Selon lui, il ne faut pas croire que la profession notariale est devenue subitement dangereuse. « Au moment où l'on se parle, rien ne peut confirmer que Giordanni a été tué parce qu'il était notaire, a-t-il renchéri. La question à poser aujourd'hui, ce n'est pas de savoir si c'est la profession notariale qui est dangereuse. Mais, s'il est dangereux pour un professionnel de faire son travail, quelle que soit sa discipline ou son champ d'action. »
Emmanuel Giordani, qui s'est présenté comme le cousin du notaire décédé, affirme avoir été témoin du rapt. Les ravisseurs, a-t-il dit, exigeaient une somme de quatre-vingt mille dollars (USD 80 000.00) représentant le montant d'une transaction qui aurait été conclue pendant la journée de vendredi en l'étude du notaire. Une somme dont le notaire ne disposait pas, a-t-il précisé.

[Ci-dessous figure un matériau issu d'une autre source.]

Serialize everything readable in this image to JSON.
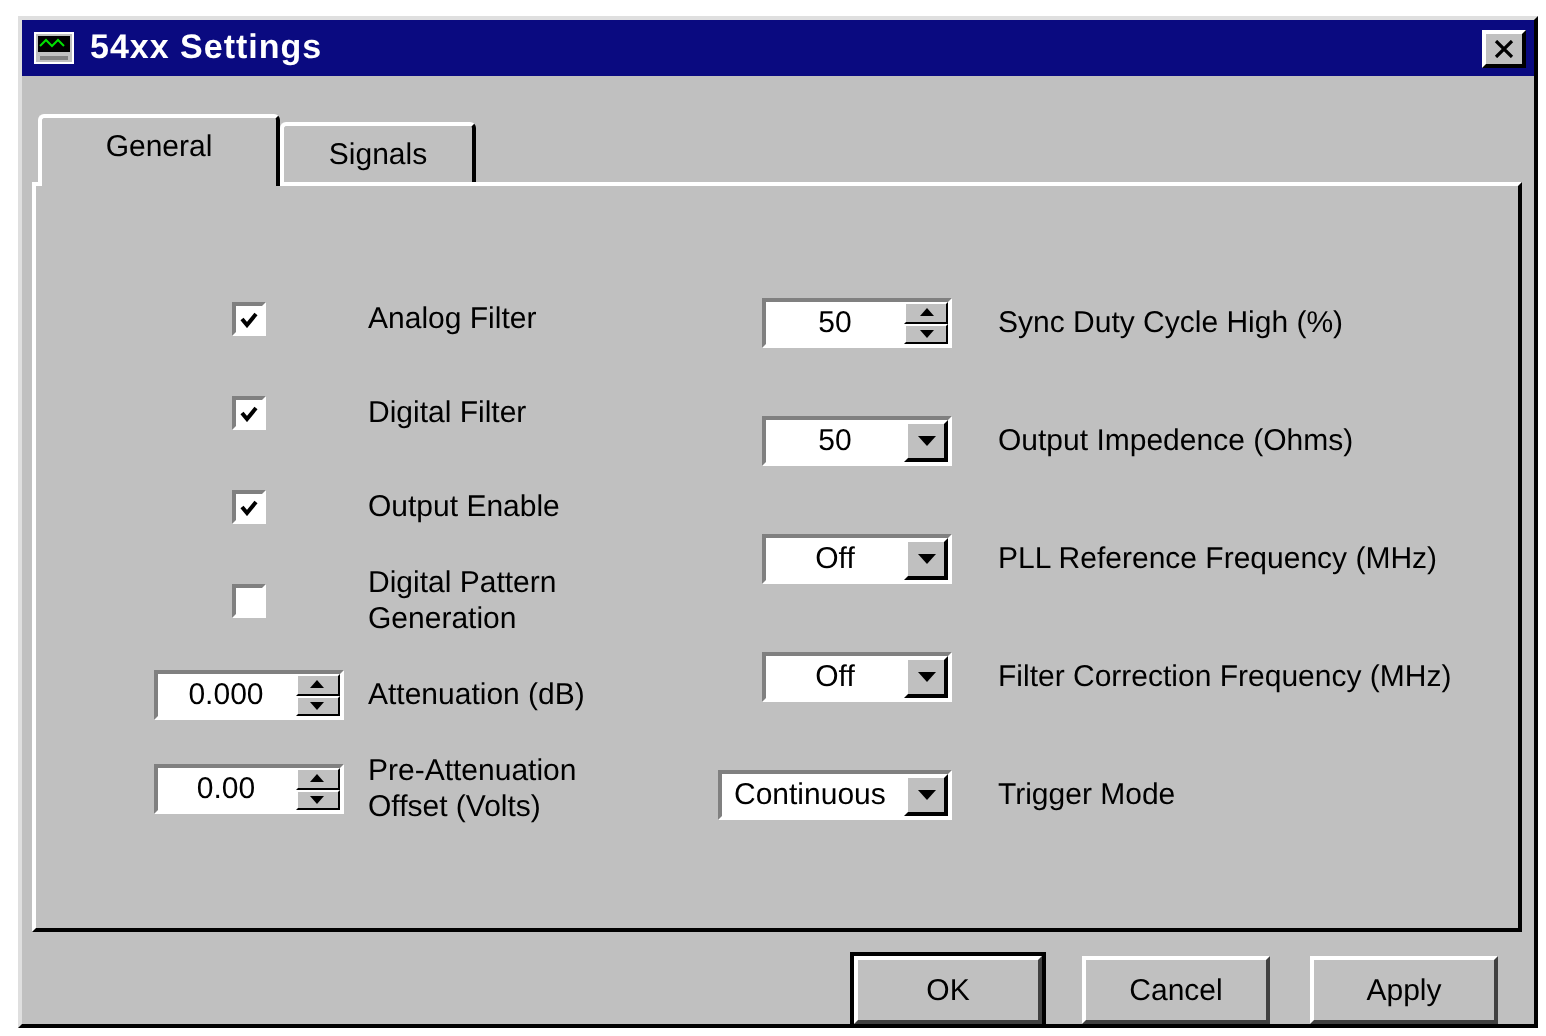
{
  "window": {
    "title": "54xx Settings"
  },
  "tabs": [
    {
      "label": "General",
      "selected": true
    },
    {
      "label": "Signals",
      "selected": false
    }
  ],
  "left_controls": [
    {
      "kind": "checkbox",
      "label": "Analog Filter",
      "checked": true
    },
    {
      "kind": "checkbox",
      "label": "Digital Filter",
      "checked": true
    },
    {
      "kind": "checkbox",
      "label": "Output Enable",
      "checked": true
    },
    {
      "kind": "checkbox",
      "label": "Digital Pattern Generation",
      "checked": false
    },
    {
      "kind": "spin",
      "value": "0.000",
      "label": "Attenuation (dB)"
    },
    {
      "kind": "spin",
      "value": "0.00",
      "label": "Pre-Attenuation Offset (Volts)"
    }
  ],
  "right_controls": [
    {
      "kind": "spin",
      "value": "50",
      "label": "Sync Duty Cycle High (%)"
    },
    {
      "kind": "dropdown",
      "value": "50",
      "label": "Output Impedence (Ohms)"
    },
    {
      "kind": "dropdown",
      "value": "Off",
      "label": "PLL Reference Frequency (MHz)"
    },
    {
      "kind": "dropdown",
      "value": "Off",
      "label": "Filter Correction Frequency (MHz)"
    },
    {
      "kind": "dropdown",
      "value": "Continuous",
      "label": "Trigger Mode"
    }
  ],
  "buttons": [
    {
      "label": "OK",
      "default": true
    },
    {
      "label": "Cancel",
      "default": false
    },
    {
      "label": "Apply",
      "default": false
    }
  ]
}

Me Lesly Alphonse dit espérer que l'enquête diligentée par la police ne sera pas "se poursuit" comme dans la plupart des cas. Les résultats détermineront les motifs de cet assassinat, a-t-il dit.
Pour le notaire, l'assassinat de son collègue est une perte énorme pour le pays. « ...et je ne vois pas ce qui pourrait justifier cet assassinat. Je n'arrive pas à trouver un mot plus fort que dénoncer, sinon je l'aurais utilisé...Je condamne énergiquement cet acte », a-t-il fulminé.
Pour sa part, Emmanuel Lebrun a estimé que cet assassinat est un acte gratuit. Il le redit à qui veut l'entendre, jamais un notaire ne pourrait avoir dans son étude la somme de 80 000 dollars en liquide.
Il a vanté les mérites du notaire Emile Giordanni qui, dit-il, était son ami. « Mon cher, écoutez : s'il y a trois notaires honnêtes, sérieux et compétents à Port-au-Prince, il en faisait partie. Il exerçait très bien son métier. Je ne crois pas qu'on puisse lui reprocher quelque chose... », a dit avec une pointe de déception Emmanuel Lebrun.
« C'est avec un sentiment de révolte que nous avons appris la nouvelle. Nous avions des relations professionnelles et amicales. Moi personnellement, j'ai perdu un professeur. Il avait le sens du partage; il ne pouvait s'empêcher de partager avec ses confrères le fruit de ses recherches. Il était un spécialiste... », a avancé de son côté le notaire Lesly Alphonse.
Le corps sans vie du notaire Emile Giodanni a été découvert, samedi par la police dans un ravin dans le quartier du Canapé Vert, à Port-au-Prince. Il avait été enlevé la veille dans son étude par au moins 4 hommes armés qui l'avaient contraint à prendre place dans le coffre de son propre véhicule.
Le commissaire du gouvernement près le tribunal civil de Port-au-Prince, Sonel Jean-François, qui s'était transporté sur les lieux où le cadavre a été découvert, a annoncé l'ouverture d'une enquête par la Direction centrale de police judiciaire (DCPJ).
Me Giordanni, 62 ans, était le vice-président de l'Association syndicale des notaires de Port-au-Prince (ASNOP). Il était marié et père de 3 enfants.

Robenson Geffrard
rgeffrard@lenouvelliste.com

Commentaire
Nous ne sommes pas spécialiste en la matière, mais n'y a-t-il vraiment rien qu'on puisse faire pour dissuader ces délinquants de jouer avec la vie des autres? Depuis quand Haiti a-t-il commencé à représenter un danger pour ses propres habitants? Tout le monde le sait puisqu'il n'en a pas toujours été ainsi. Mais cela veut-il dire qu'il faille se livrer pieds et poings liés aux délinquants sans que rien ne soit tenté pour enrayer le mal? Personne ne nie que la liste des mesures a prendre est longue. Il faudrait même commencer par les délinquants à cravate (politiciens, fonctionnaires, etc.) et en uniforme, qui sont les plus visibles, donc les spectacles à ne pas offrir à une population jeune. Mais il y a aussi le contrôle à exercer sur ceux qui nous viennent avec l'expertise disponible des Etats-Unis, du Canada, de la République dominicaine etc. Si les lois commençaient à s'appliquer véritablement, si les sanctions avaient une présence effective, soyez certains que la délinquance serait réduite à sa minimum expression. Et le meilleur moment d'essayer, c'est maintenant.